“Why aren’t I coping!”
“What is wrong with me!”
Have you ever found yourself making these statements? Have you ever wondered why your life seems so hard, while those around you seem to be breezing through each day?
Change of job; unexpected or forced changes within a job; unexpected change of career; moving geographical location; loss of a loved one through death or separation; loss of dreams due to personal (or perhaps a partner or child’s) injury, illness or disability; infertility; miscarriage; acquired disability; bankruptcy; children moving out of home; loss of independence; death of a pet; the natural aging process; sudden changes due to trauma (ie natural disasters, accidents, tragedies etc.)…the list could go on!
Have one or more of these events been a part of your reality?
All of these experiences carry with them one common theme…’LOSS’! With each event of loss comes an experience of ‘grief’, taking individuals on a journey that is not always well understood. One that is not contained within a linear process. A complicated, often unpredictable network of paths which can be difficult to navigate, a labyrinth, is an apt summary of the grief experience for many individuals.
Grief is not confined to an experience of death of a loved one, or separation as some might instinctively suppose, or even as many dictionaries would define it.
Grief is no respecter of gender, age, culture, socio-economic, religious or social status. No one is immune to the ‘grief experience’. It touches us all…at one time or another…to one degree or another! The more significant the loss, the more intense the grief is likely to be. How we choose to navigate such an experience has many influencing factors (which I will address at a later date).
As stated by ‘Beyond Blue’:
“Grief is expressed in many ways and it can affect every part of your life; your emotions, thoughts and behaviour, beliefs, physical health, your sense of self and identity, and your relationships with others. Grief can leave you feeling sad, angry, anxious, shocked, regretful, relieved, overwhelmed, isolated, irritable or numb.”
As I have journeyed through almost four and half decades of life, I’ve had opportunity to meet with a number of significant grief experiences, each one carrying little resemblance to the ones gone before. The combined effects of each have had a profound impact on me as an individual – a wife, a mother, a daughter, a sister, a grand-daughter, a friend, a colleague, a counsellor, a teacher.

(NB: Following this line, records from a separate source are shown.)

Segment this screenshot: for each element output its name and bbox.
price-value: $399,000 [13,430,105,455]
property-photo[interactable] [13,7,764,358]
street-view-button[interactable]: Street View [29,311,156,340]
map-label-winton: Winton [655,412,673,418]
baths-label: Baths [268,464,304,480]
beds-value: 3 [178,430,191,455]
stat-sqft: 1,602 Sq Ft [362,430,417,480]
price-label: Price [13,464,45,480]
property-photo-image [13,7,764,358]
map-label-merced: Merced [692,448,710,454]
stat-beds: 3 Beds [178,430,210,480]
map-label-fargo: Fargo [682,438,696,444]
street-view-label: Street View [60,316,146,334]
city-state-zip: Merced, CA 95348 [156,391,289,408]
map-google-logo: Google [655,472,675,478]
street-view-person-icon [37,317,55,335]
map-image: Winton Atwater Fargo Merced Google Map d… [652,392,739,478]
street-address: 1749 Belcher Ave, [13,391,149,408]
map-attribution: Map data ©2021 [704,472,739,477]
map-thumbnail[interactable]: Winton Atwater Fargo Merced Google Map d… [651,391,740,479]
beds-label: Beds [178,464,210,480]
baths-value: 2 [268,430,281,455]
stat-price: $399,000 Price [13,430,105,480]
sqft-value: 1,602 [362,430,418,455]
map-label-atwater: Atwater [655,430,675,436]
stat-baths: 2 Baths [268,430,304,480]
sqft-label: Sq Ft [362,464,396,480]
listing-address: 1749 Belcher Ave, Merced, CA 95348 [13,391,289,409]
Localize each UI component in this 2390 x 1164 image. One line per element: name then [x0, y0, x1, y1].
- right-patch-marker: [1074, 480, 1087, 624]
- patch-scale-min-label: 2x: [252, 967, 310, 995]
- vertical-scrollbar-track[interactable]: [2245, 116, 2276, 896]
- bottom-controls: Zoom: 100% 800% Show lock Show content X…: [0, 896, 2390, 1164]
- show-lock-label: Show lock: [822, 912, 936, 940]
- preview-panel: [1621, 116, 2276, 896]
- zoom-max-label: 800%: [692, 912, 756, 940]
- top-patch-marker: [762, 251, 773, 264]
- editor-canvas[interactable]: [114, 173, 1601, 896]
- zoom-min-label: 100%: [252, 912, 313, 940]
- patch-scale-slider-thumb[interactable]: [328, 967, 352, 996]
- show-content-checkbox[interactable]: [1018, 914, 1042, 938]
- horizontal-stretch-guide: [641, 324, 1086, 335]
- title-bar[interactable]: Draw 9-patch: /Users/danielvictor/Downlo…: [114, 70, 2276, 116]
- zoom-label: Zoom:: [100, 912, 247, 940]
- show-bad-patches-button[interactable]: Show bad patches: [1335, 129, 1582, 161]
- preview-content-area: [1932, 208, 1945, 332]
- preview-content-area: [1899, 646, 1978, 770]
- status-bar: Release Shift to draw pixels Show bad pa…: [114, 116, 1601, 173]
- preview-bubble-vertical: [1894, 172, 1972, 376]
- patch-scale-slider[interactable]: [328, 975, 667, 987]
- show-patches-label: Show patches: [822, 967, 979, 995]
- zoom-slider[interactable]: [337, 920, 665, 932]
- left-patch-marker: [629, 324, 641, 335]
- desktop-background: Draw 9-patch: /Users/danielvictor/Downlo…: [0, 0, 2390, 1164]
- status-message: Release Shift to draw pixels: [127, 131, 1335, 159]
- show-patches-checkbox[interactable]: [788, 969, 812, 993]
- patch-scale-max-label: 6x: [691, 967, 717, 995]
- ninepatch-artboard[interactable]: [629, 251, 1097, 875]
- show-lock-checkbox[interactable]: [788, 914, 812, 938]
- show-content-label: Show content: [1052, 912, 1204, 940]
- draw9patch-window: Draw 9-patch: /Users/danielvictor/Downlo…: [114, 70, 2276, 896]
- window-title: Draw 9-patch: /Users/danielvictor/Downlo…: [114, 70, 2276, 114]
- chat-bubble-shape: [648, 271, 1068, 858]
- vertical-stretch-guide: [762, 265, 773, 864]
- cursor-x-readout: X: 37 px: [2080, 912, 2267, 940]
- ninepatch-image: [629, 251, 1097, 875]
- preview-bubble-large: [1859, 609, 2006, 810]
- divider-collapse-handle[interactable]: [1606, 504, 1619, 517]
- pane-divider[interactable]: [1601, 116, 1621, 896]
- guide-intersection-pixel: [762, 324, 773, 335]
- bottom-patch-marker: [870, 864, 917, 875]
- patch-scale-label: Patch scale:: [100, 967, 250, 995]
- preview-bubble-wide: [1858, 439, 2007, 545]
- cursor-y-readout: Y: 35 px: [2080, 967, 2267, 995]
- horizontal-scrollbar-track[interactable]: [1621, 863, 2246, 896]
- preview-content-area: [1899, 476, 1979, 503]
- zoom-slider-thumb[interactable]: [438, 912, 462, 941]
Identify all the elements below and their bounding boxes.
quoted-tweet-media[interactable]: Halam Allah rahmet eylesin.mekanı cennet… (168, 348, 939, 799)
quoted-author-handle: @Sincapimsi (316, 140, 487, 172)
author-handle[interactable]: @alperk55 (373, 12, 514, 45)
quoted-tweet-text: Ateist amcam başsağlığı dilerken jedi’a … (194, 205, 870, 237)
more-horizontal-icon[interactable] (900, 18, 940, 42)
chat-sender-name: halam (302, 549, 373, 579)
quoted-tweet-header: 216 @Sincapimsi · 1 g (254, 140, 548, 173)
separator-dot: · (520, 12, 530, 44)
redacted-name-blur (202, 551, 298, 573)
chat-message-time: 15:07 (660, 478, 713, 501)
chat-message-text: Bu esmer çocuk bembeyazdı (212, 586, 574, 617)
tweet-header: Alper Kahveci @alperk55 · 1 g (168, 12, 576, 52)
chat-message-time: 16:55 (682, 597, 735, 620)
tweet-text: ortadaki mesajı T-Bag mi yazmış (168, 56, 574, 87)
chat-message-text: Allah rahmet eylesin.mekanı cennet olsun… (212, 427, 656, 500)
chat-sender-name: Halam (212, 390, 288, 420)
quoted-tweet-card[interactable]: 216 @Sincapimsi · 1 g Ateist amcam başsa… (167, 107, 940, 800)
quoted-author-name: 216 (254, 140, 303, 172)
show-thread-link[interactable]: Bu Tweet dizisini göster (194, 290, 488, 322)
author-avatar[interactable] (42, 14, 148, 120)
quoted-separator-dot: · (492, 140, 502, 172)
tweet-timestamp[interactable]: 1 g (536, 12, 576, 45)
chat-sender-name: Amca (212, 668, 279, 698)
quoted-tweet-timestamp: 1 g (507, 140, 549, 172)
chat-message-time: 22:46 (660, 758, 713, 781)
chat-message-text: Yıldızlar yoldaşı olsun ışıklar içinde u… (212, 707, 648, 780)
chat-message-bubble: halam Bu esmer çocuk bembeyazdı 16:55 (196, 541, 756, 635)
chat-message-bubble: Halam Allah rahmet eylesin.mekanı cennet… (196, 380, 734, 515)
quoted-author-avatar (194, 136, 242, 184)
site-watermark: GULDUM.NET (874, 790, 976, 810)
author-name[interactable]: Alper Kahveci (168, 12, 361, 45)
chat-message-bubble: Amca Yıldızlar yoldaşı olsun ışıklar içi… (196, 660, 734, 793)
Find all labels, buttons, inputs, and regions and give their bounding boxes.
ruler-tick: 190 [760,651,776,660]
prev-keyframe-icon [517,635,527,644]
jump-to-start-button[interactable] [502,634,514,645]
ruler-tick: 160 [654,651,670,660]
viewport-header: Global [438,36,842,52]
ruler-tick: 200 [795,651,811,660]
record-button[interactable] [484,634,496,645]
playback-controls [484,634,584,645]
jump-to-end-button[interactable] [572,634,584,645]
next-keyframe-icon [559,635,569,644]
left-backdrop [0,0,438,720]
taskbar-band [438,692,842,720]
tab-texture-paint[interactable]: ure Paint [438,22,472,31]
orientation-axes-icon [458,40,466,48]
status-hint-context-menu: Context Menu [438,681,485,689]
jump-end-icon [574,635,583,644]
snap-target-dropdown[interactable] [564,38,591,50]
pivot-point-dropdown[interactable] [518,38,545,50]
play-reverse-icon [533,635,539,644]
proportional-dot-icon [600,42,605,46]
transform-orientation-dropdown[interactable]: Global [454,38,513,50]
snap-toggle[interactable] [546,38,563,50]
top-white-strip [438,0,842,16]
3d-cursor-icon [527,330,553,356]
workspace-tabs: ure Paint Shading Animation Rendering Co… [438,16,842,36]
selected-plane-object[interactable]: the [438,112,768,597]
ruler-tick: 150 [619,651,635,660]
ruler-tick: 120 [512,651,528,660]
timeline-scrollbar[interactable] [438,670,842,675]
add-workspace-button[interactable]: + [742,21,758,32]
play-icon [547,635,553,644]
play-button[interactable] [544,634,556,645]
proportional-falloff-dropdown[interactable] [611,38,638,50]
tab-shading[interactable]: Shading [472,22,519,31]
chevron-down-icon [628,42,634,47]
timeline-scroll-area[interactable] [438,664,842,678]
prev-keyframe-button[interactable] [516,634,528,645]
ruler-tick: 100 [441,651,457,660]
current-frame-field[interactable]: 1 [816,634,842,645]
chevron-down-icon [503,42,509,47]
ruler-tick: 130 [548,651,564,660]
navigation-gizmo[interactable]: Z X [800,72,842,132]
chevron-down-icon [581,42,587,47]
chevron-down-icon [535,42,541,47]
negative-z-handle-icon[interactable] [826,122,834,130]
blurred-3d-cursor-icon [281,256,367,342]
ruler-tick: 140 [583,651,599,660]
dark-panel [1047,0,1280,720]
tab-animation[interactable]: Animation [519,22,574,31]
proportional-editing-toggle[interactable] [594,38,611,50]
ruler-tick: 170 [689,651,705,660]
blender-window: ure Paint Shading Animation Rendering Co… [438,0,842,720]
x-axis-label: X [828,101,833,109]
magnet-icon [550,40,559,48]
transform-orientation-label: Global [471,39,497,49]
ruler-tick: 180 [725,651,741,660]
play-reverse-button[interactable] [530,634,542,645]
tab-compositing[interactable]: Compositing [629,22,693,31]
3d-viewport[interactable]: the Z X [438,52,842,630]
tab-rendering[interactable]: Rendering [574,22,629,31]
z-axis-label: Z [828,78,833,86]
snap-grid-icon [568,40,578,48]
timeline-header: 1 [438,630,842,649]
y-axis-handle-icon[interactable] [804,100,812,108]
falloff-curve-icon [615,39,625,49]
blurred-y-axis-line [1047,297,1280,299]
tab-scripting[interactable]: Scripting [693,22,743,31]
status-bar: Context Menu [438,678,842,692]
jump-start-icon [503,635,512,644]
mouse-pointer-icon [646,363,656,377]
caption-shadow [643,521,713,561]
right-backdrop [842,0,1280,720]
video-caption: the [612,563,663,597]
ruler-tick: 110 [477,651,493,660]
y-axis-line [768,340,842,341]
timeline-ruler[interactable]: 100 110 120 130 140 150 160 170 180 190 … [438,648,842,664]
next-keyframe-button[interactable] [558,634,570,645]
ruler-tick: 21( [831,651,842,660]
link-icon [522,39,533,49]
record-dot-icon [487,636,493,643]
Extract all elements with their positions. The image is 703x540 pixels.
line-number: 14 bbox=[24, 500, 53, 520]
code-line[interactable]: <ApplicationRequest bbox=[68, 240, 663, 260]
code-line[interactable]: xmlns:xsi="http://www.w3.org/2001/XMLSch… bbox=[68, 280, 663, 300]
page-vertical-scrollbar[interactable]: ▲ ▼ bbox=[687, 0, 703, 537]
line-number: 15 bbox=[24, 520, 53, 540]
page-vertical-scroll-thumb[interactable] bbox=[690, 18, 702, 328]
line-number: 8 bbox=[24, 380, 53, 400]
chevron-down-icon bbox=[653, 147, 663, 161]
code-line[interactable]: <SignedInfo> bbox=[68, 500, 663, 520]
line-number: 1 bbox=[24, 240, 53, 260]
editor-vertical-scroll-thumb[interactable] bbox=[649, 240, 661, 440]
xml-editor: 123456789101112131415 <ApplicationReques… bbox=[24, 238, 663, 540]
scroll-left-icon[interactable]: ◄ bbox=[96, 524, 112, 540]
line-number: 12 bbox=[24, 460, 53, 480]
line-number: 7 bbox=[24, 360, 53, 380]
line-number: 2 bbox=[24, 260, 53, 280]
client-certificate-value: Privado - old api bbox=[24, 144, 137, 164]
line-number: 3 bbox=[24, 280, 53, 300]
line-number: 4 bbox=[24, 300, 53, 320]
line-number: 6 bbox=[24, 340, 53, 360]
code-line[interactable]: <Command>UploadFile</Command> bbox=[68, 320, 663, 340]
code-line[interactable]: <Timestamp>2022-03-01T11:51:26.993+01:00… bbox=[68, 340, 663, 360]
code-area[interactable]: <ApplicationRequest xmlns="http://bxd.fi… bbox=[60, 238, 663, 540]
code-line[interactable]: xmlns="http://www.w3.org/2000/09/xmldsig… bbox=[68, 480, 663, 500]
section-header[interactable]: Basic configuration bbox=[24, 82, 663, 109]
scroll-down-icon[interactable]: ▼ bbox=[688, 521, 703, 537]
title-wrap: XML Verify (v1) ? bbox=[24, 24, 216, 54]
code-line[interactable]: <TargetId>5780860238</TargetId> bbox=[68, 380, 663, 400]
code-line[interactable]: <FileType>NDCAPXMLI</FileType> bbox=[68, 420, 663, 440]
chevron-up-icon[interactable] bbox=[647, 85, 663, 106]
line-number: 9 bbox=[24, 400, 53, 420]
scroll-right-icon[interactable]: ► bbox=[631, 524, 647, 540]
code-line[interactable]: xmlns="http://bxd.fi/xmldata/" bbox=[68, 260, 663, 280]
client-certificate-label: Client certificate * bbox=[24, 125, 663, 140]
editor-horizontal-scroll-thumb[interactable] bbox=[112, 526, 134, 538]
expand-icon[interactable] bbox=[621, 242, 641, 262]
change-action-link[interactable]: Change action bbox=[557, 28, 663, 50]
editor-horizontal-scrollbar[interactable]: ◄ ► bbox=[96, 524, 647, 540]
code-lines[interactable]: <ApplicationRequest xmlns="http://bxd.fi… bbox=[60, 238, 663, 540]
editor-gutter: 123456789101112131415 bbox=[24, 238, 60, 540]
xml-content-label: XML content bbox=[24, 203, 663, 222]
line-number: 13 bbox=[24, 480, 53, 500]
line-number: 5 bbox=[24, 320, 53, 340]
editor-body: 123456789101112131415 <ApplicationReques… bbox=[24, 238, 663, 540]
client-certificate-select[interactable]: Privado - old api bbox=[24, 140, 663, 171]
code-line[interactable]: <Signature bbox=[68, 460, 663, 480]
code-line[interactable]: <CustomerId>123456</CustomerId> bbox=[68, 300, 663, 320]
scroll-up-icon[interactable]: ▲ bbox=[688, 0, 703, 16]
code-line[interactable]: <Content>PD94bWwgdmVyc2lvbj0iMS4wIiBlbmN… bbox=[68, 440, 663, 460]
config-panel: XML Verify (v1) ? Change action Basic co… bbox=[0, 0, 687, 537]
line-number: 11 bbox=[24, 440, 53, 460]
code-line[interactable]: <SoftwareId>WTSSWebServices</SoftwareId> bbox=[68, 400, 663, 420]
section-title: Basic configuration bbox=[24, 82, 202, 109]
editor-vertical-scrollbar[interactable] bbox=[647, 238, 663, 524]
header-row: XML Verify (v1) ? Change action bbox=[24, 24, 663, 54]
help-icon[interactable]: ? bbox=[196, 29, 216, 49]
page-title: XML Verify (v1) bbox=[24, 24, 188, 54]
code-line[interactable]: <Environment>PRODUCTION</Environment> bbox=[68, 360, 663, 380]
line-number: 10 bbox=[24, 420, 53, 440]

My personal journey through this labyrinth has taught me and shaped me in such a way that I could mourn the loss of someone or something significant in my world, and in turn become stronger, wiser and more empathetic. It has taught me that I have the ability to continue living life with a very real sense of purpose, even in the face of terrible pain and uncertainty. And with each experience I have grown (and continue to grow) in my understanding of this uneasy, uncomfortable, unpredictable and yet increasingly familiar companion.
“Grief has no set pattern. Everyone experiences grief differently. Some people may grieve for weeks and months, while others may describe their grief lasting for years. Through the process of grief, however, you begin to create new experiences and habits that work around your loss.” [i]
Grief is something to be journeyed through, not something to ‘get over’. It is not something to be dismissed or ignored as unimportant. It is not something to be made fun of. It IS a natural human response to ‘loss’…one that cannot be neatly mapped out or navigated with clear coordinates.
This complex journey is rarely predictable and has no particular time frame. One necessity for every grieving individual is to know there is someone who genuinely cares, who has the ability to empathise and offer practical assistance on occasions where it may be required. Reach out. Search out such a person. Be that person.
Every individual’s receptiveness to such care and concern will most certainly differ. Proceed with sensitivity.
Consider this…You may just be a beacon of hope to someone in their labyrinth of grief.